Melbourne Youth Justice Centre
- Location: Parkville, Victoria, Australia; 37°46′37″S 144°56′43″E 37°46′37″S 144°56′43″E﻿ / ﻿37.77694°S 144.94528°E;
- Status: Operational
- Capacity: 84
- Opened: 1993
- Managed by: Department of Justice and Community Safety

= Melbourne Youth Justice Centre =

Australian custodial facility for young offenders

Melbourne Youth Justice Centre (formerly Melbourne Juvenile Justice Centre and Turana Youth Training Centre) is a youth corrections facility located in Parkville, Victoria, Australia.

The facility is designed to accommodate 15-to-17-year-old males through four units and a separate multi-purpose unit that house young people on remand. Some of those housed are slightly older if they were under 18 at the time of their offence. The facility also houses 10-to-17-year-old females (remanded or sentenced) and 18-to-21-year-old women sentenced to a Youth Justice Centre Order.
Young people have access to a variety of social, vocational and educational programs through Parkville College, as well as day and weekend leaves. Young people housed at the centre also have TVs in their rooms. The facility is one of Australia's most hazardous workplaces.

==History==
Turana

Until the mid-1950s, Turana (then the Children's Welfare Department Receiving Depot for Girls and Boys) "processed" all children from infancy to 18 coming into the care of the State Government, whether offenders or under the then equivalent of care and protection orders. Children were sent from Turana to various institutions (government and non-government) throughout the state. Children who were deemed "difficult" to handle or who required psychiatric treatment or were due for court appearances in Melbourne were returned to Turana.

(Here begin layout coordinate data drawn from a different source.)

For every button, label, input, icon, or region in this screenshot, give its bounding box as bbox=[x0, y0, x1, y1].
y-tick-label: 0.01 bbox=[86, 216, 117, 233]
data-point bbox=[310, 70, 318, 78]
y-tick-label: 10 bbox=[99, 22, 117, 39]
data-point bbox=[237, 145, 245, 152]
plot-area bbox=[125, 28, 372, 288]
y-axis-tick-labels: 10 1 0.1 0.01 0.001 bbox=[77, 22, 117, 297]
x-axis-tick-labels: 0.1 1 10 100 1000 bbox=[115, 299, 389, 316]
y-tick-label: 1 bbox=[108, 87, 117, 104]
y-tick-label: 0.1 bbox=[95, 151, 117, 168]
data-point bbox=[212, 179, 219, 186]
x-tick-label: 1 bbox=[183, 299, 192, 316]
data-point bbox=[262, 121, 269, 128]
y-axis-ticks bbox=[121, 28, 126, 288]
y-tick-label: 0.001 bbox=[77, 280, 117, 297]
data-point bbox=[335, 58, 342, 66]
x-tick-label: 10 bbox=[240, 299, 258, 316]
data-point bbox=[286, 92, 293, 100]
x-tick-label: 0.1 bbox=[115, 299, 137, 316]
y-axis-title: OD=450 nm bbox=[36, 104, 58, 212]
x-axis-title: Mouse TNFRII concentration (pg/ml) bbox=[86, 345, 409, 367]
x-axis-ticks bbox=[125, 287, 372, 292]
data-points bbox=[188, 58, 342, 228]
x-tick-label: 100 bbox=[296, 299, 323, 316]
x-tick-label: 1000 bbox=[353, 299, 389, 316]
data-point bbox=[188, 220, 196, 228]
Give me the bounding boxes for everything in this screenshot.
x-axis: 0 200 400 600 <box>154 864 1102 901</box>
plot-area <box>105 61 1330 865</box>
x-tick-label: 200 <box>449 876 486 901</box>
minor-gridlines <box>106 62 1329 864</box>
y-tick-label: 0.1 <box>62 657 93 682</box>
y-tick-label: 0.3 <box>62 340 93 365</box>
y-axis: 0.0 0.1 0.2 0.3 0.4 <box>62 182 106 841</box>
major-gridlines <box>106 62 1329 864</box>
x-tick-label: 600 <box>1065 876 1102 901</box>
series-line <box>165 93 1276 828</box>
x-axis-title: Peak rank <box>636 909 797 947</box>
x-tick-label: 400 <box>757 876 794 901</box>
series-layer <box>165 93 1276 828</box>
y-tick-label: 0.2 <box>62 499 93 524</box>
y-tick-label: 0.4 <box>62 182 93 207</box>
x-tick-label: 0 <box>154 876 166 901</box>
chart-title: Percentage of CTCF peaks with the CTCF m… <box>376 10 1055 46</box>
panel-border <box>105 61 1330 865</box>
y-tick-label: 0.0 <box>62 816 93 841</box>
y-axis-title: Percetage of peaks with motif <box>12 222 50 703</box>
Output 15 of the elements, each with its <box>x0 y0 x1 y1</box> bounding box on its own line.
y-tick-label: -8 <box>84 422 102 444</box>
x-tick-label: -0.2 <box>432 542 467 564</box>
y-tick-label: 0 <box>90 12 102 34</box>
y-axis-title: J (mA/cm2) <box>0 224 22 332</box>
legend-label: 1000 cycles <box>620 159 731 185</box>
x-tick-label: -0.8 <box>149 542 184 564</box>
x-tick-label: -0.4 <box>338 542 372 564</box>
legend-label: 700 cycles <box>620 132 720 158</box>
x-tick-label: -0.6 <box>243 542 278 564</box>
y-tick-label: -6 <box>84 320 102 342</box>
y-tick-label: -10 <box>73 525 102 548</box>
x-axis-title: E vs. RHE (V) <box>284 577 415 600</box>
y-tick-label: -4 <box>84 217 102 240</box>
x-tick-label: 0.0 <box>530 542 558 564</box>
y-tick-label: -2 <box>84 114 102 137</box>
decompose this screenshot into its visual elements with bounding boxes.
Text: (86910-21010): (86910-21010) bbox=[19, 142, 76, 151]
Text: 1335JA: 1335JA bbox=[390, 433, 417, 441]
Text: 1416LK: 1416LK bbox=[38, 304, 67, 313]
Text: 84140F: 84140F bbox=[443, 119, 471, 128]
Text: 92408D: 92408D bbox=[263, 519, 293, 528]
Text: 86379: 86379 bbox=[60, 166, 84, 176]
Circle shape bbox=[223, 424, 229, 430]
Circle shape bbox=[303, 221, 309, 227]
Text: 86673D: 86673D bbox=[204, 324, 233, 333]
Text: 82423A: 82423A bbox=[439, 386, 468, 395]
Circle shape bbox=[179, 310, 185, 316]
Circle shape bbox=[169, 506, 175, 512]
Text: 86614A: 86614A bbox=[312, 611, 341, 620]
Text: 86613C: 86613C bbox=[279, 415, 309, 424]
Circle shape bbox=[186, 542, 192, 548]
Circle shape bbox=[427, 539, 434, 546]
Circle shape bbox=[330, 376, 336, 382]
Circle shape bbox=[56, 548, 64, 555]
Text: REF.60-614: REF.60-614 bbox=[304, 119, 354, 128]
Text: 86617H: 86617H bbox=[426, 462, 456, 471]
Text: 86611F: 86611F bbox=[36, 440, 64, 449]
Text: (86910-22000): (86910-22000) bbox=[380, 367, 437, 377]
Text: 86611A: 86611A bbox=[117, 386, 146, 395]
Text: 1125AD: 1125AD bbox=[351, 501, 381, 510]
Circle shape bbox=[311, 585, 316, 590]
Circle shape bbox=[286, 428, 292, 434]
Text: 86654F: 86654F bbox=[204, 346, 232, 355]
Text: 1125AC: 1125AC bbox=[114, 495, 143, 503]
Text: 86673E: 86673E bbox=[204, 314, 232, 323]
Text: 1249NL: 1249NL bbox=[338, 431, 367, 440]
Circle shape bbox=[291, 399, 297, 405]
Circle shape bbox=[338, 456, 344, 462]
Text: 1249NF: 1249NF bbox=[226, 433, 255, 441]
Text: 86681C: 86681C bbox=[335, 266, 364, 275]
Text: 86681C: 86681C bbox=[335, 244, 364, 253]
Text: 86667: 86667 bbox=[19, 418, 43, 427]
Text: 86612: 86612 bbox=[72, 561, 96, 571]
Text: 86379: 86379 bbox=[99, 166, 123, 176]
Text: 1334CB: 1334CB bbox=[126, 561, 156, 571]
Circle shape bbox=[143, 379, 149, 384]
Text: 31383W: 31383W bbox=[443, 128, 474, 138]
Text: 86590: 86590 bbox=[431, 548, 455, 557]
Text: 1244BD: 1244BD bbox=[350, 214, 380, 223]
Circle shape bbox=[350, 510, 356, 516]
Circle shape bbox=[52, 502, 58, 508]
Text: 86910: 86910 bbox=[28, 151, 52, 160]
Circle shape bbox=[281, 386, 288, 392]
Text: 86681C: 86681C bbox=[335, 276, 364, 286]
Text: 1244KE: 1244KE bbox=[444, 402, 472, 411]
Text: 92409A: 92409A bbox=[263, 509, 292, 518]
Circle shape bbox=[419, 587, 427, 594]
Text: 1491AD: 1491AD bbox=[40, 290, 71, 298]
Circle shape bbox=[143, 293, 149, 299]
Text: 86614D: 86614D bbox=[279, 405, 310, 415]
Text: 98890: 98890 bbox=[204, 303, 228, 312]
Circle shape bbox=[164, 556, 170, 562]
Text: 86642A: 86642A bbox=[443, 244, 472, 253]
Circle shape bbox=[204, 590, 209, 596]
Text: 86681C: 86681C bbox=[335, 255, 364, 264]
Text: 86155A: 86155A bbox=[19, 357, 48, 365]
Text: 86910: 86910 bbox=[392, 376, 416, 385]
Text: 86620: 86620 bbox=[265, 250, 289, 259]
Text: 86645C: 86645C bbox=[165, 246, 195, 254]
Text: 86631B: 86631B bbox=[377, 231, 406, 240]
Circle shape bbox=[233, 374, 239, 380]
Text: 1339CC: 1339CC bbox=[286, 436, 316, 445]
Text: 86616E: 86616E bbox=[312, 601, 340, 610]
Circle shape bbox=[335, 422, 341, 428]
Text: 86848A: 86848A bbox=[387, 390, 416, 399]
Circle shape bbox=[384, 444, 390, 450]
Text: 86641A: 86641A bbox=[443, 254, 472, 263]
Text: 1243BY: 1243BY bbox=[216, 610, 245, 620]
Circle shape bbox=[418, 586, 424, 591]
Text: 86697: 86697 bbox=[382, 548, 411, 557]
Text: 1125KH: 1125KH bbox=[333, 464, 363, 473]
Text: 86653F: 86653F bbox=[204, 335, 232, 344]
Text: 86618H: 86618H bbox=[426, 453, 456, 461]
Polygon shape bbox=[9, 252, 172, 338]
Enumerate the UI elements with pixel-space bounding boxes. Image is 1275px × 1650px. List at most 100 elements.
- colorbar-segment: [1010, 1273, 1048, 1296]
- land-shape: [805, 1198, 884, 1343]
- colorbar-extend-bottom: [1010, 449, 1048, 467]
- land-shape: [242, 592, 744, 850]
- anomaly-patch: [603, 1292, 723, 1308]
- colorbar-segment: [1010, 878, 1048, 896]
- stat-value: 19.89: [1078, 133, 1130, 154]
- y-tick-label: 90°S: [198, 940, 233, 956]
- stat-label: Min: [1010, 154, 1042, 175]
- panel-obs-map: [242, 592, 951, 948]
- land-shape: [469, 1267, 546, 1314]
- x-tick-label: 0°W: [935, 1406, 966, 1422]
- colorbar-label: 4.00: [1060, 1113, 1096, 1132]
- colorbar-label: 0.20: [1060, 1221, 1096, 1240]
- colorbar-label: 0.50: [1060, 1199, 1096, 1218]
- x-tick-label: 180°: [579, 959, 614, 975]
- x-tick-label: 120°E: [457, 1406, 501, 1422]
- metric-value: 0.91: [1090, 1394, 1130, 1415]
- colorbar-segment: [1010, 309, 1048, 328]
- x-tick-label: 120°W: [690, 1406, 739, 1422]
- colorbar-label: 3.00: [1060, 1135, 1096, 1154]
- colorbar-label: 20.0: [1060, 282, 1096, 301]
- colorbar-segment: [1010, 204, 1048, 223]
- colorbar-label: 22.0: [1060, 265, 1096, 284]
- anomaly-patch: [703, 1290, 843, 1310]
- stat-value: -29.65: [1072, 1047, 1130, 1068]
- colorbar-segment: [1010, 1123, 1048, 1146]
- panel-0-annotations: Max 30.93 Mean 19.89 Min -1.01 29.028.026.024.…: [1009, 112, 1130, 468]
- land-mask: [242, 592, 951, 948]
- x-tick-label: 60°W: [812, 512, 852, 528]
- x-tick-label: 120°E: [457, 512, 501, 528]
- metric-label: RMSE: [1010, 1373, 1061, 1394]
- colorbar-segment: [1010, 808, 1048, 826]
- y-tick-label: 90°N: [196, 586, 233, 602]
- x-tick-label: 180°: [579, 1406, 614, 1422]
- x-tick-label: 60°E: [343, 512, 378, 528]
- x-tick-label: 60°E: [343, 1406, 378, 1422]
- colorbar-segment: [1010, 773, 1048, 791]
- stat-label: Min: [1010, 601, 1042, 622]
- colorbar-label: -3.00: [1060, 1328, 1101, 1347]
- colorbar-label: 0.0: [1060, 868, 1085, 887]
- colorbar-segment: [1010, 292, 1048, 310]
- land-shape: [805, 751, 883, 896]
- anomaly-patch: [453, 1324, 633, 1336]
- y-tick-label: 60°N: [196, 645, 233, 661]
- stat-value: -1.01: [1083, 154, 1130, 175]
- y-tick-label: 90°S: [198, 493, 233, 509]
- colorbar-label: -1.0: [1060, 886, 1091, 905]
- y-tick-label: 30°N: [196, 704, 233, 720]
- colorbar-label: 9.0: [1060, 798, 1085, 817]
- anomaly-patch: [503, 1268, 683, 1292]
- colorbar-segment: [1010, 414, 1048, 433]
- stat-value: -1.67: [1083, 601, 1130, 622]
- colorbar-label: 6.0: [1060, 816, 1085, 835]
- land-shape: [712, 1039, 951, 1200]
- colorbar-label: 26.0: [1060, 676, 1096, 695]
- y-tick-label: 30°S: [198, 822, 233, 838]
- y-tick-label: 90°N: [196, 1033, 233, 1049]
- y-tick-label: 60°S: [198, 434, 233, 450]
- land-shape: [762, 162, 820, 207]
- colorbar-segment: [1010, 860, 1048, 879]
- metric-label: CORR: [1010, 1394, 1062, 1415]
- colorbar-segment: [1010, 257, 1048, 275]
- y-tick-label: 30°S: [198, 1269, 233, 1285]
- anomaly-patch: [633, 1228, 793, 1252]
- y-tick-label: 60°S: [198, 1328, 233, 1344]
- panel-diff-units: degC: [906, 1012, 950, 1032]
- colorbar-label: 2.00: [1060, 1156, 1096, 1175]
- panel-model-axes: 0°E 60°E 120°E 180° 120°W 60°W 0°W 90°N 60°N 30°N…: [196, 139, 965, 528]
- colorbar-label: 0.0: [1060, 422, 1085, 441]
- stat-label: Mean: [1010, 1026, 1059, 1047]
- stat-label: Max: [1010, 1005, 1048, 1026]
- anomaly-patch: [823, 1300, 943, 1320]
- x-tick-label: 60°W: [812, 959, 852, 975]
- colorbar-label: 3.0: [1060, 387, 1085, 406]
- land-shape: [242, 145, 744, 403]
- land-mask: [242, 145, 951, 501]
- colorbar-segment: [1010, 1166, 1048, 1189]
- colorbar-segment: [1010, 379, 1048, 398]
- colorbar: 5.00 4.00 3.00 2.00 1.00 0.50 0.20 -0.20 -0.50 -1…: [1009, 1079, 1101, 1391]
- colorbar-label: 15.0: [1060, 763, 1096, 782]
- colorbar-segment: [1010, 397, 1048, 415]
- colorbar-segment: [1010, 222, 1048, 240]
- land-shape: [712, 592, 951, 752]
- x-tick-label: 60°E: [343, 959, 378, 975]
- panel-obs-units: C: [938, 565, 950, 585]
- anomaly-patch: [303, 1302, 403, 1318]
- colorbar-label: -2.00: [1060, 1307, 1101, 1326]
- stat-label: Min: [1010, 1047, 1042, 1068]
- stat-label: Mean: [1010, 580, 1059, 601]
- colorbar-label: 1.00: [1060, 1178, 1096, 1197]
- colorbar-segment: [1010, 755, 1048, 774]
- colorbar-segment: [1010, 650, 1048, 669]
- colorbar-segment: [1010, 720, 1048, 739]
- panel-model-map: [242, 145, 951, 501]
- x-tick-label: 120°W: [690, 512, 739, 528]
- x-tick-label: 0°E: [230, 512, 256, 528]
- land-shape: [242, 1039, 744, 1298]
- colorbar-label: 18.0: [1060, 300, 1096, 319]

The opening of Winlaton Youth Training Centre (also known as Winlaton Juvenile School and Nunawading Residential Facility) in 1956 meant that young women aged 14–18 were moved out of Turana. The opening in 1960 of Pirra Children's Home (aka Pirra Girls' Home) and Allambie Reception Centre meant that young children under the care of the Family Welfare Division of the Social Welfare Department, were also moved out of Turana which could then accommodate young males only.

The name "Turana" was chosen in the late 1950s by the wife of Arthur Rylah, then Chief Secretary of Victoria. The word was believed to be Koori for "Rainbow". Ilya Nikkolai designed and remodelled the Turana Youth Remand and Classification Centre, introducing laminated tempered glass in galvanised high-tensile steel frames, solving long-standing security and maintenance problems.

==Riots==

13–14 November 2016

The riot at the Melbourne Youth Justice Centre lasted 17 hours, ending peacefully at 6:45 p.m. Over 40 inmates were involved, with property damage and fire alarms activated. Emergency services ensured no injuries, and all youths were accounted for. Following the incident, a "significant number" of inmates were temporarily transferred to an adult prison. Victorian Minister for Families and Children, Jenny Mikakos, cited infrastructure issues, pledging redevelopment for enhanced security and safety measures.